La seconda giornata delle Settimane Sociali a Trieste inizia a porre l’attenzione sulla dimensione partecipativa dell’evento. Se a contendersi idealmente la scena del primo giorno sono stati i grandi discorsi, dal Presidente della Repubblica al cardinale Matteo Zuppi passando per il vescovo di Trieste, Enrico Trevisi, i protagonisti della seconda giornata sono stati delegati che hanno animato le decine di gruppi di lavoro.
La mattinata ha avuto inizio, però, con una riflessione biblica, condotta dal Priore della Comunità di Bose, a cui sono seguite due relazioni all’assemblea plenaria dei delegati. La prima, Amare la democrazia nelle sfide del presente del prof Michele Nicoletti, si è posta nella scia del discorso del presidente Mattarella, sviluppando il ragionamento intorno a sei sfide alle quali le democrazie dovranno dimostrare di saper rispondere.
In primo luogo c’è la questione ambientale, sfidante anche perché evidenzia la fragilità di un sistema democratico che troppo spesso si è dimostrato inefficiente o incapace di prendere decisioni rapide. Poi c’è la sfida rappresentata dalle migrazioni, quella economica e quella rappresentata dalla guerra che bussa sempre più prepotentemente alle porte di casa nostra.

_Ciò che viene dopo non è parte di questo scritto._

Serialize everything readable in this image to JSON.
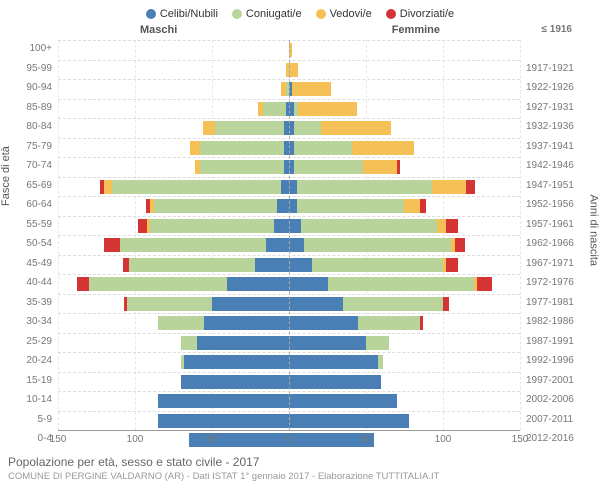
{
  "legend": [
    {
      "label": "Celibi/Nubili",
      "color": "#4a7fb5"
    },
    {
      "label": "Coniugati/e",
      "color": "#b8d49b"
    },
    {
      "label": "Vedovi/e",
      "color": "#f5c156"
    },
    {
      "label": "Divorziati/e",
      "color": "#d43434"
    }
  ],
  "headers": {
    "male": "Maschi",
    "female": "Femmine",
    "top_right": "≤ 1916"
  },
  "axes": {
    "y_title": "Fasce di età",
    "y2_title": "Anni di nascita",
    "x_ticks": [
      150,
      100,
      50,
      0,
      50,
      100,
      150
    ],
    "x_max": 150
  },
  "colors": {
    "single": "#4a7fb5",
    "married": "#b8d49b",
    "widowed": "#f5c156",
    "divorced": "#d43434",
    "grid": "#e8e8e8",
    "center": "#aaaaaa"
  },
  "rows": [
    {
      "age": "100+",
      "year": "",
      "m": [
        0,
        0,
        0,
        0
      ],
      "f": [
        0,
        0,
        2,
        0
      ]
    },
    {
      "age": "95-99",
      "year": "1917-1921",
      "m": [
        0,
        0,
        2,
        0
      ],
      "f": [
        0,
        0,
        6,
        0
      ]
    },
    {
      "age": "90-94",
      "year": "1922-1926",
      "m": [
        0,
        2,
        3,
        0
      ],
      "f": [
        2,
        0,
        25,
        0
      ]
    },
    {
      "age": "85-89",
      "year": "1927-1931",
      "m": [
        2,
        15,
        3,
        0
      ],
      "f": [
        3,
        3,
        38,
        0
      ]
    },
    {
      "age": "80-84",
      "year": "1932-1936",
      "m": [
        3,
        45,
        8,
        0
      ],
      "f": [
        3,
        18,
        45,
        0
      ]
    },
    {
      "age": "75-79",
      "year": "1937-1941",
      "m": [
        3,
        55,
        6,
        0
      ],
      "f": [
        3,
        38,
        40,
        0
      ]
    },
    {
      "age": "70-74",
      "year": "1942-1946",
      "m": [
        3,
        55,
        3,
        0
      ],
      "f": [
        3,
        45,
        22,
        2
      ]
    },
    {
      "age": "65-69",
      "year": "1947-1951",
      "m": [
        5,
        110,
        5,
        3
      ],
      "f": [
        5,
        88,
        22,
        6
      ]
    },
    {
      "age": "60-64",
      "year": "1952-1956",
      "m": [
        8,
        80,
        2,
        3
      ],
      "f": [
        5,
        70,
        10,
        4
      ]
    },
    {
      "age": "55-59",
      "year": "1957-1961",
      "m": [
        10,
        80,
        2,
        6
      ],
      "f": [
        8,
        88,
        6,
        8
      ]
    },
    {
      "age": "50-54",
      "year": "1962-1966",
      "m": [
        15,
        95,
        0,
        10
      ],
      "f": [
        10,
        95,
        3,
        6
      ]
    },
    {
      "age": "45-49",
      "year": "1967-1971",
      "m": [
        22,
        82,
        0,
        4
      ],
      "f": [
        15,
        85,
        2,
        8
      ]
    },
    {
      "age": "40-44",
      "year": "1972-1976",
      "m": [
        40,
        90,
        0,
        8
      ],
      "f": [
        25,
        95,
        2,
        10
      ]
    },
    {
      "age": "35-39",
      "year": "1977-1981",
      "m": [
        50,
        55,
        0,
        2
      ],
      "f": [
        35,
        65,
        0,
        4
      ]
    },
    {
      "age": "30-34",
      "year": "1982-1986",
      "m": [
        55,
        30,
        0,
        0
      ],
      "f": [
        45,
        40,
        0,
        2
      ]
    },
    {
      "age": "25-29",
      "year": "1987-1991",
      "m": [
        60,
        10,
        0,
        0
      ],
      "f": [
        50,
        15,
        0,
        0
      ]
    },
    {
      "age": "20-24",
      "year": "1992-1996",
      "m": [
        68,
        2,
        0,
        0
      ],
      "f": [
        58,
        3,
        0,
        0
      ]
    },
    {
      "age": "15-19",
      "year": "1997-2001",
      "m": [
        70,
        0,
        0,
        0
      ],
      "f": [
        60,
        0,
        0,
        0
      ]
    },
    {
      "age": "10-14",
      "year": "2002-2006",
      "m": [
        85,
        0,
        0,
        0
      ],
      "f": [
        70,
        0,
        0,
        0
      ]
    },
    {
      "age": "5-9",
      "year": "2007-2011",
      "m": [
        85,
        0,
        0,
        0
      ],
      "f": [
        78,
        0,
        0,
        0
      ]
    },
    {
      "age": "0-4",
      "year": "2012-2016",
      "m": [
        65,
        0,
        0,
        0
      ],
      "f": [
        55,
        0,
        0,
        0
      ]
    }
  ],
  "footer": {
    "title": "Popolazione per età, sesso e stato civile - 2017",
    "subtitle": "COMUNE DI PERGINE VALDARNO (AR) - Dati ISTAT 1° gennaio 2017 - Elaborazione TUTTITALIA.IT"
  }
}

E poi ancora l’innovazione tecnologica e le nuove frontiere dell’intelligenza artificiale e dell’elaborazione dell’enorme mole di informazioni di cui siamo in possesso, per finire con l’usura dei meccanismi democratici, del sistema e dei partiti che di fronte a questi nuovi inciampi dimostrano tutte le loro contraddizioni. «Se dobbiamo andare al cuore della democrazia, dobbiamo avere a cuore la democrazia» ha esortato il docente dell’Università di Trento, per poi provocare ulteriormente i delegati: «è più facile volere la nostra libertà, ma volere la libertà degli altri è più complicato. Quando scopriamo di avere un potere, ci pensiamo re».
Ad un vecchio Meeting di Rimini, Giulio Andreotti aveva con la sua consueta chiarezza sviluppato un pensiero simile. «In teoria siamo tutti contro le dittature; ma sapete qual è la dittatura, la più difficile a essere sconfessata da ognuno di noi? – si era chiesto con bruciante realismo il politico democristiano, per poi rispondersi con uguale schiettezza – È la propria! Perché uno può essere tentato di ritenersi illuminato, di ritenere che gli altri sbaglino». Se il seme della democrazia dobbiamo custodirlo caro, insomma, dobbiamo ricordarci che la malerba dell’autoritarismo non cresce poi molto distante dal nostro giardino.
La seconda riflessione alla plenaria è stata proposta da Annalisa Caputo dell’Università degli studi di Bari. Nel suo discorso In prima persona: abitare e costruire la casa comune della democrazia, la docente ha evidenziato tanto le contraddizioni e le fragilità del percorso democratico quanto le sue virtù di cui dobbiamo prenderci cura.
Ma è nella seconda parte della mattinata che i gruppi hanno potuto sperimentare quel metodo Grandi, quel sistema di discernimento comunitario sviluppato in questi anni di lavoro da Giovanni Grandi e dal team delle Settimane Sociali che trova nella web app dedicata il suo strumento forse più riconoscibile ed immediato. Tutto è digitalizzato, schematizzato, fruibile online, dal materiale di studio alla raccolta delle riflessioni, delle sensazioni sotto forma di feedback dei delegati. Un percorso articolato di scrittura, lettura, analisi e riscrittura che ha fin da subito impegnato i delegati in un cammino tanto di conoscenza reciproca quanto di sintesi che anticipa ciò che affronteranno nei prossimi giorni. Quello di standardizzare le procedure per favorire la condivisione e la partecipazione rappresenta una vera sfida oltreché un impegno per i delegati, anche a causa della grande eterogeneità dei gruppi di lavoro.
Diverse esperienze, età e provenienze portano a visioni, approcci spesso opposti che, però, hanno uguale diritto di espressione e di ascolto. Un diritto che va allenato e che, se non gestito e organizzato, viene trascurato o non trova spazio, vanificando quella partecipazione che pure tutti auspicano. Solo domenica, a giochi finiti, sapremo se i gruppi hanno lavorato bene, se questo metodo di lavoro ha funzionato e lo capiremo quando le tante sintesi contribuiranno a creare quel patchwork che saranno i documenti conclusivi della Settimana Sociale. Un lavoro di cucitura e ri-cucitura sociale come quella che hanno fatto i bambini e ragazzi di Trieste quando hanno creato la grande tovaglia lunga 90 metri che ora è esposta fuori dal palazzo dei convegni, simbolo tangibile di partecipazione e del loro impegno per tentare di costruzione di una società migliore che non lasci scarti attorno a sé.